Breast cancer drugs cut premature death risk by 40%
Breast cancer drugs that suppress the body’s production of oestrogen significantly reduce the risk of premature death, a study has shown.
The findings are expected to influence clinical guidelines on prescribing aromatase inhibitors, which were already known to be effective at preventing cancer recurrence.
Postmenopausal women with the most common type of breast cancer are eligible for treatment with the drugs, which stop tumour growth being fuelled by the hormone oestrogen.
Another widely used drug, tamoxifen, does not halt production of oestrogen but blocks the hormone’s ability to bind to molecules on cancer cells.
The new study, which analysed pooled data from nine clinical trials involving 31,920 women, looked at the effect on death rates of taking aromatase inhibitors for five years.
It found that compared with no treatment, the drugs reduced the risk of postmenopausal women with hormone-sensitive (ER-positive) breast cancer dying within 10 years by 40%.
Aromatase inhibitors saved more lives than tamoxifen, which lowered death rates by 30%.

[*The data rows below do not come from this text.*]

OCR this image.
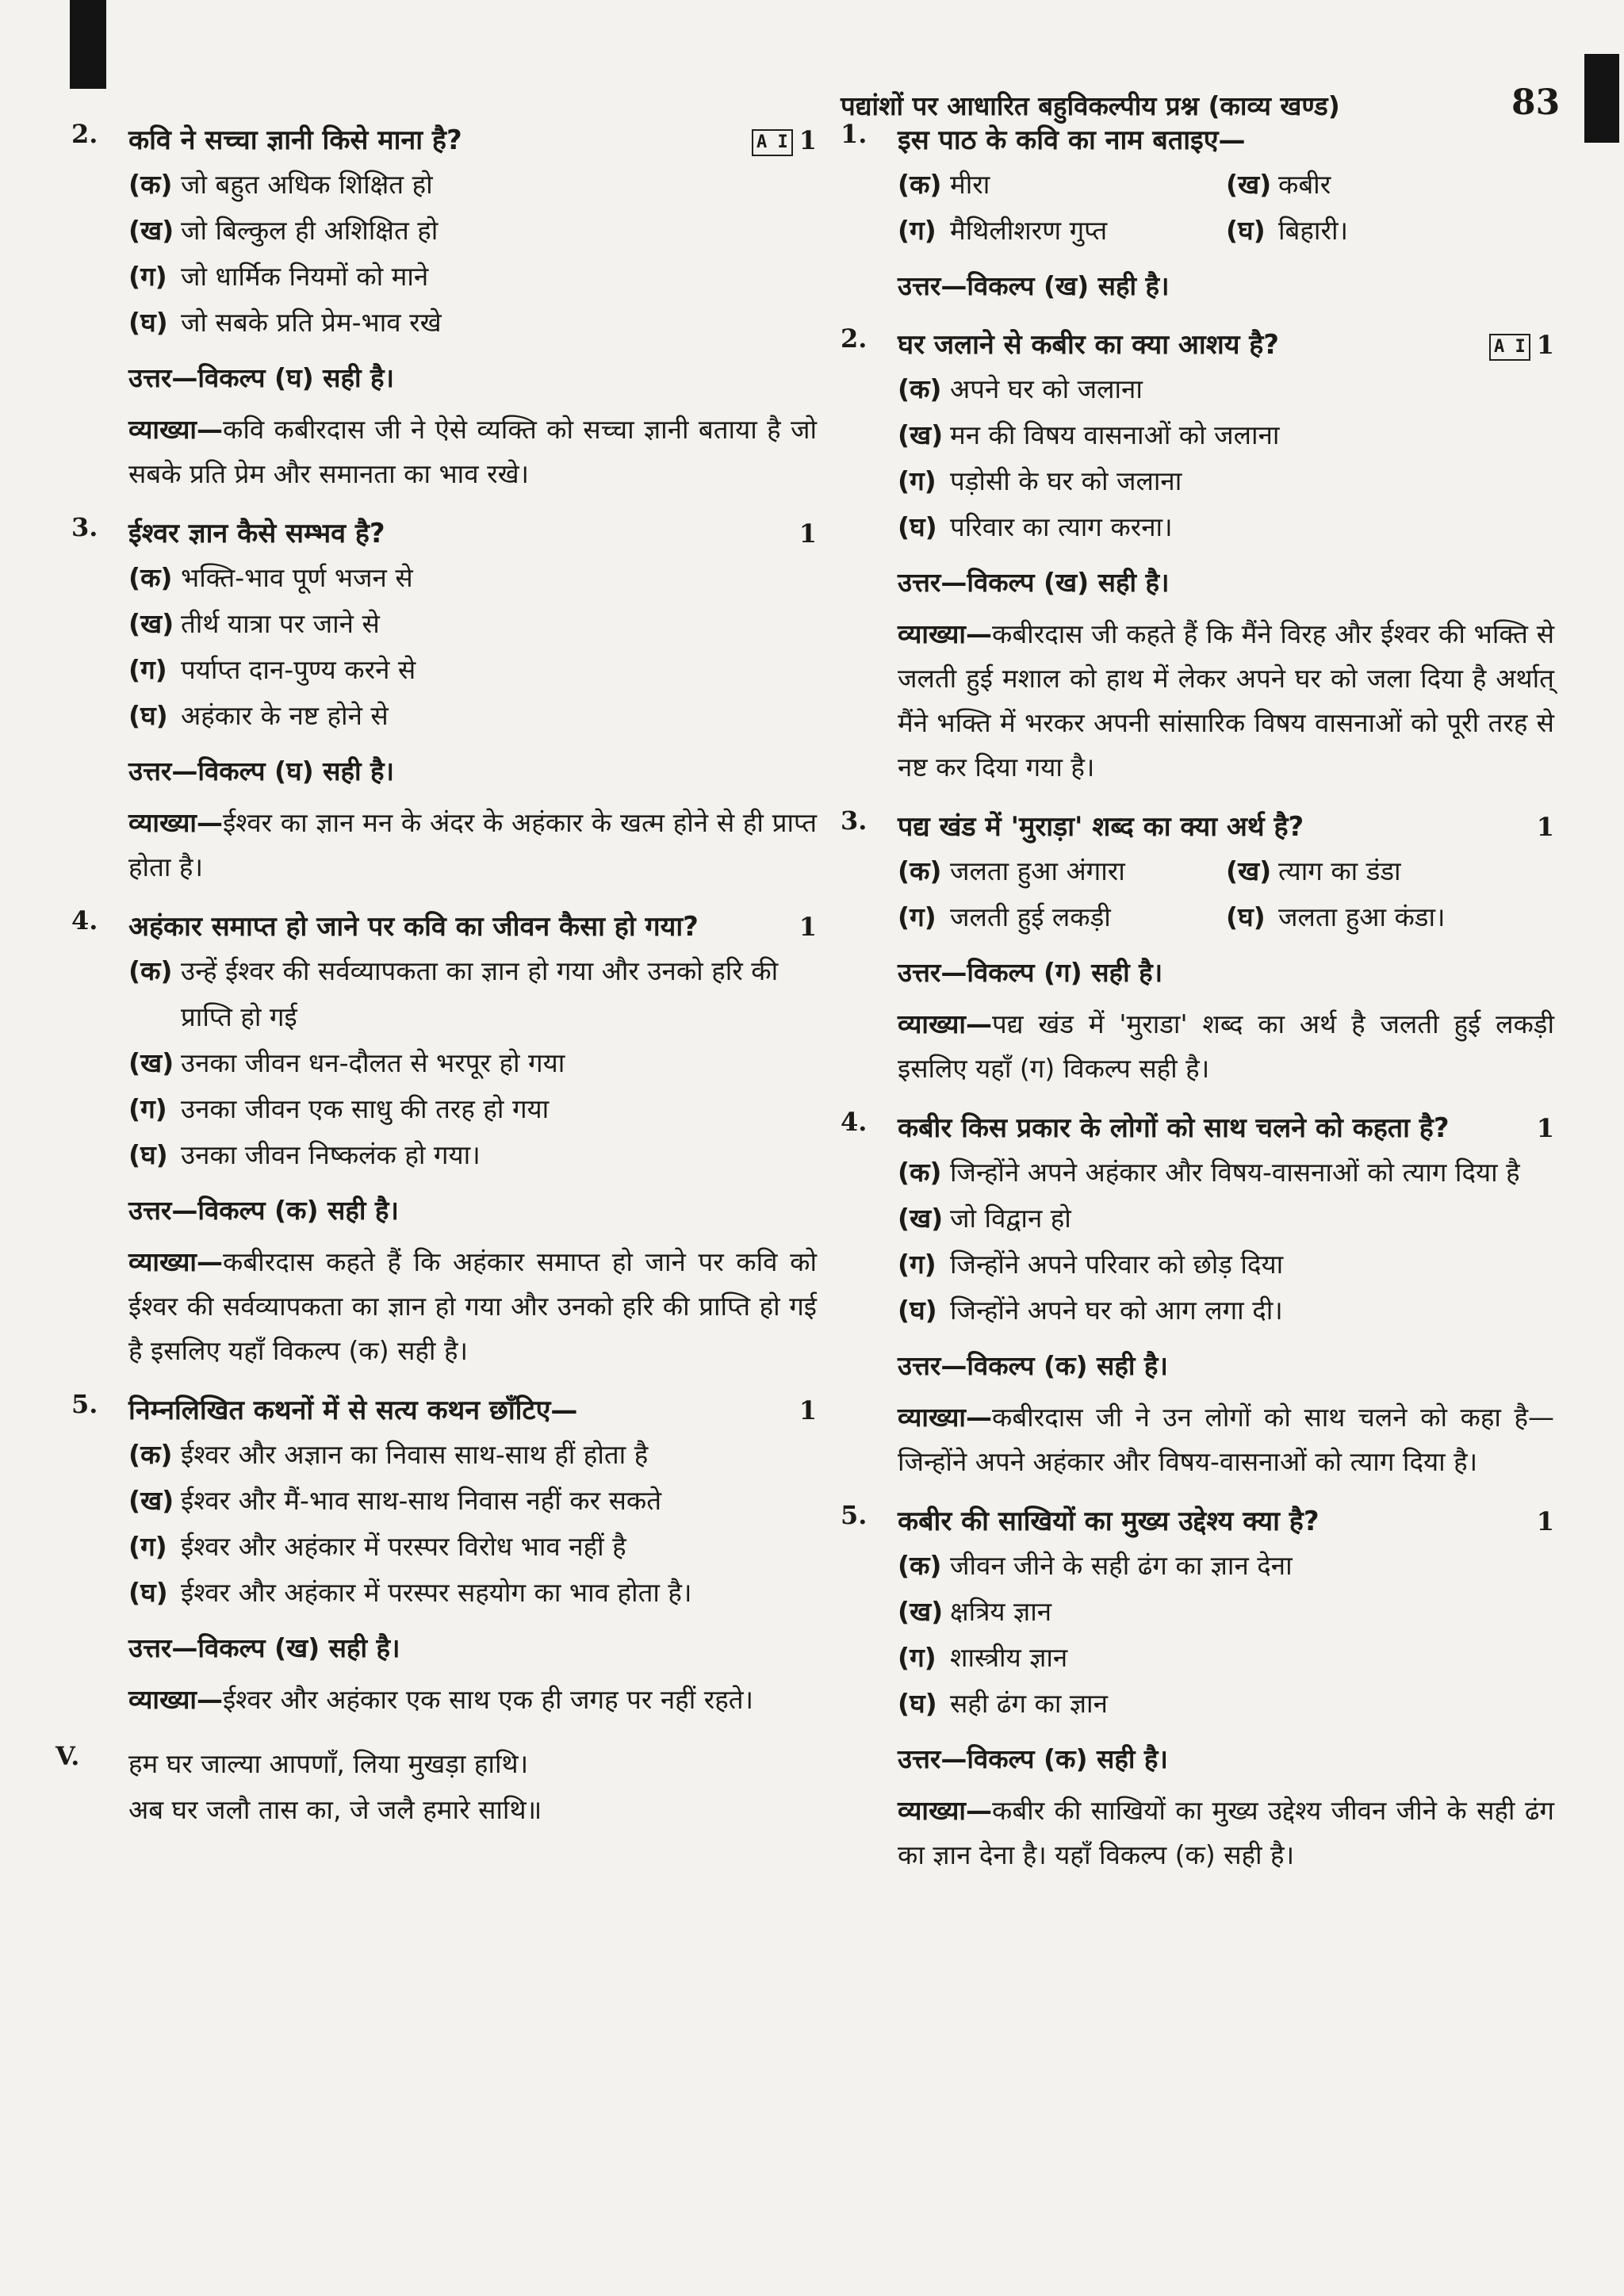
पद्यांशों पर आधारित बहुविकल्पीय प्रश्न (काव्य खण्ड)	83
2.	A I 1
कवि ने सच्चा ज्ञानी किसे माना है?
(क) जो बहुत अधिक शिक्षित हो
(ख) जो बिल्कुल ही अशिक्षित हो
(ग) जो धार्मिक नियमों को माने
(घ) जो सबके प्रति प्रेम-भाव रखे
उत्तर—विकल्प (घ) सही है।
व्याख्या—कवि कबीरदास जी ने ऐसे व्यक्ति को सच्चा ज्ञानी बताया है जो सबके प्रति प्रेम और समानता का भाव रखे।
3.	1
ईश्वर ज्ञान कैसे सम्भव है?
(क) भक्ति-भाव पूर्ण भजन से
(ख) तीर्थ यात्रा पर जाने से
(ग) पर्याप्त दान-पुण्य करने से
(घ) अहंकार के नष्ट होने से
उत्तर—विकल्प (घ) सही है।
व्याख्या—ईश्वर का ज्ञान मन के अंदर के अहंकार के खत्म होने से ही प्राप्त होता है।
4.	1
अहंकार समाप्त हो जाने पर कवि का जीवन कैसा हो गया?
(क) उन्हें ईश्वर की सर्वव्यापकता का ज्ञान हो गया और उनको हरि की प्राप्ति हो गई
(ख) उनका जीवन धन-दौलत से भरपूर हो गया
(ग) उनका जीवन एक साधु की तरह हो गया
(घ) उनका जीवन निष्कलंक हो गया।
उत्तर—विकल्प (क) सही है।
व्याख्या—कबीरदास कहते हैं कि अहंकार समाप्त हो जाने पर कवि को ईश्वर की सर्वव्यापकता का ज्ञान हो गया और उनको हरि की प्राप्ति हो गई है इसलिए यहाँ विकल्प (क) सही है।
5.	1
निम्नलिखित कथनों में से सत्य कथन छाँटिए—
(क) ईश्वर और अज्ञान का निवास साथ-साथ हीं होता है
(ख) ईश्वर और मैं-भाव साथ-साथ निवास नहीं कर सकते
(ग) ईश्वर और अहंकार में परस्पर विरोध भाव नहीं है
(घ) ईश्वर और अहंकार में परस्पर सहयोग का भाव होता है।
उत्तर—विकल्प (ख) सही है।
व्याख्या—ईश्वर और अहंकार एक साथ एक ही जगह पर नहीं रहते।
V. हम घर जाल्या आपणाँ, लिया मुखड़ा हाथि।
अब घर जलौ तास का, जे जलै हमारे साथि॥
1. इस पाठ के कवि का नाम बताइए—
(क) मीरा	(ख) कबीर
(ग) मैथिलीशरण गुप्त	(घ) बिहारी।
उत्तर—विकल्प (ख) सही है।
2.	A I 1
घर जलाने से कबीर का क्या आशय है?
(क) अपने घर को जलाना
(ख) मन की विषय वासनाओं को जलाना
(ग) पड़ोसी के घर को जलाना
(घ) परिवार का त्याग करना।
उत्तर—विकल्प (ख) सही है।
व्याख्या—कबीरदास जी कहते हैं कि मैंने विरह और ईश्वर की भक्ति से जलती हुई मशाल को हाथ में लेकर अपने घर को जला दिया है अर्थात् मैंने भक्ति में भरकर अपनी सांसारिक विषय वासनाओं को पूरी तरह से नष्ट कर दिया गया है।
3.	1
पद्य खंड में 'मुराड़ा' शब्द का क्या अर्थ है?
(क) जलता हुआ अंगारा	(ख) त्याग का डंडा
(ग) जलती हुई लकड़ी	(घ) जलता हुआ कंडा।
उत्तर—विकल्प (ग) सही है।
व्याख्या—पद्य खंड में 'मुराडा' शब्द का अर्थ है जलती हुई लकड़ी इसलिए यहाँ (ग) विकल्प सही है।
4.	1
कबीर किस प्रकार के लोगों को साथ चलने को कहता है?
(क) जिन्होंने अपने अहंकार और विषय-वासनाओं को त्याग दिया है
(ख) जो विद्वान हो
(ग) जिन्होंने अपने परिवार को छोड़ दिया
(घ) जिन्होंने अपने घर को आग लगा दी।
उत्तर—विकल्प (क) सही है।
व्याख्या—कबीरदास जी ने उन लोगों को साथ चलने को कहा है—जिन्होंने अपने अहंकार और विषय-वासनाओं को त्याग दिया है।
5.	1
कबीर की साखियों का मुख्य उद्देश्य क्या है?
(क) जीवन जीने के सही ढंग का ज्ञान देना
(ख) क्षत्रिय ज्ञान
(ग) शास्त्रीय ज्ञान
(घ) सही ढंग का ज्ञान
उत्तर—विकल्प (क) सही है।
व्याख्या—कबीर की साखियों का मुख्य उद्देश्य जीवन जीने के सही ढंग का ज्ञान देना है। यहाँ विकल्प (क) सही है।
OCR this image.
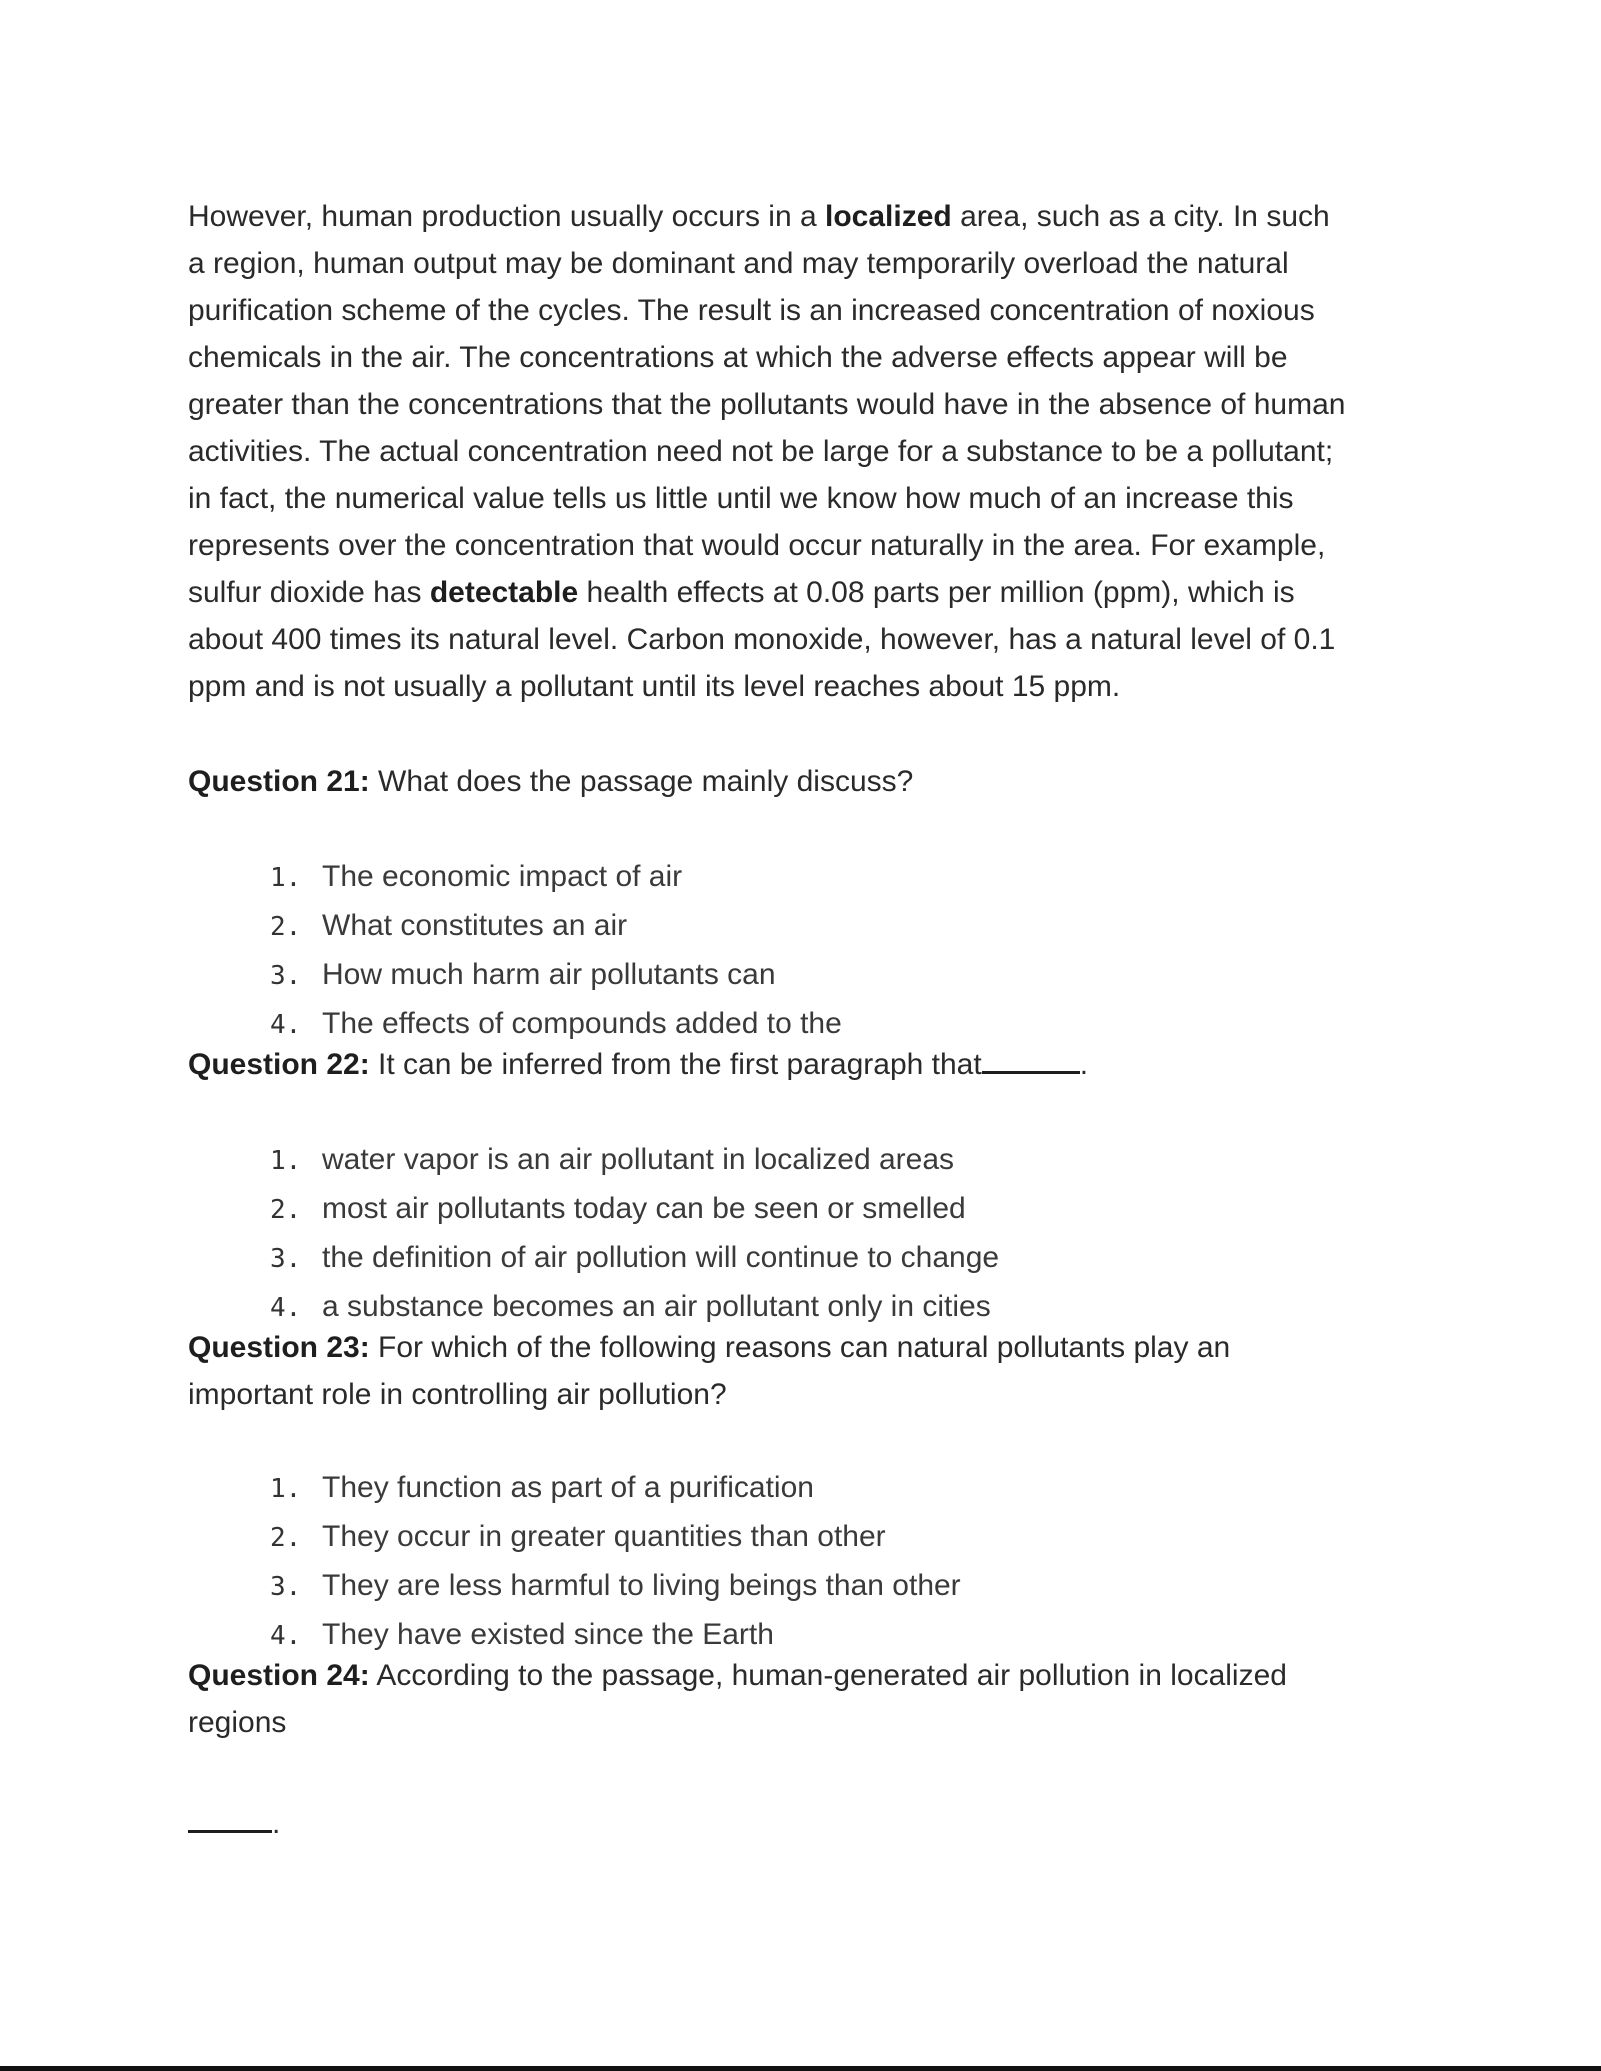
However, human production usually occurs in a localized area, such as a city. In such
a region, human output may be dominant and may temporarily overload the natural
purification scheme of the cycles. The result is an increased concentration of noxious
chemicals in the air. The concentrations at which the adverse effects appear will be
greater than the concentrations that the pollutants would have in the absence of human
activities. The actual concentration need not be large for a substance to be a pollutant;
in fact, the numerical value tells us little until we know how much of an increase this
represents over the concentration that would occur naturally in the area. For example,
sulfur dioxide has detectable health effects at 0.08 parts per million (ppm), which is
about 400 times its natural level. Carbon monoxide, however, has a natural level of 0.1
ppm and is not usually a pollutant until its level reaches about 15 ppm.
Question 21: What does the passage mainly discuss?
1. The economic impact of air
2. What constitutes an air
3. How much harm air pollutants can
4. The effects of compounds added to the
Question 22: It can be inferred from the first paragraph that	.
1. water vapor is an air pollutant in localized areas
2. most air pollutants today can be seen or smelled
3. the definition of air pollution will continue to change
4. a substance becomes an air pollutant only in cities
Question 23: For which of the following reasons can natural pollutants play an
important role in controlling air pollution?
1. They function as part of a purification
2. They occur in greater quantities than other
3. They are less harmful to living beings than other
4. They have existed since the Earth
Question 24: According to the passage, human-generated air pollution in localized
regions
.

Lead scientist Professor Mitch Dowsett, from the Institute of Cancer Research, London, said: “Aromatase inhibitors remove only the tiny amount of oestrogen that remains in the circulation of women after the menopause – but that’s enough to have a substantial impact on a wide range of ER-positive tumours, despite their extraordinary differences at the molecular level.
“But aromatase inhibitor treatment is not free of side-effects, and it’s important to ensure that women with significant side-effects are supported to try to continue to take treatment and fully benefit from it.”
The research is reported in the latest issue of The Lancet medical journal.
Professor Paul Workman, chief executive of the Institute of Cancer Research, said: “The evidence on aromatase inhibitors has been accumulating for well over a decade, but it has taken this huge and complex study to make sense of all the data, and provide a firm basis for clinical guidelines.
“It tends to be the discovery of new treatments that grabs the headlines, but it is just as important to maximise the benefit patients get from existing treatments, through major, practice-changing studies like this.”
An earlier study led by Prof Dowsett showed that women with breast cancer whose tumours were highly sensitive to oestrogen might benefit from extended hormonal therapy, which usually stops after five years.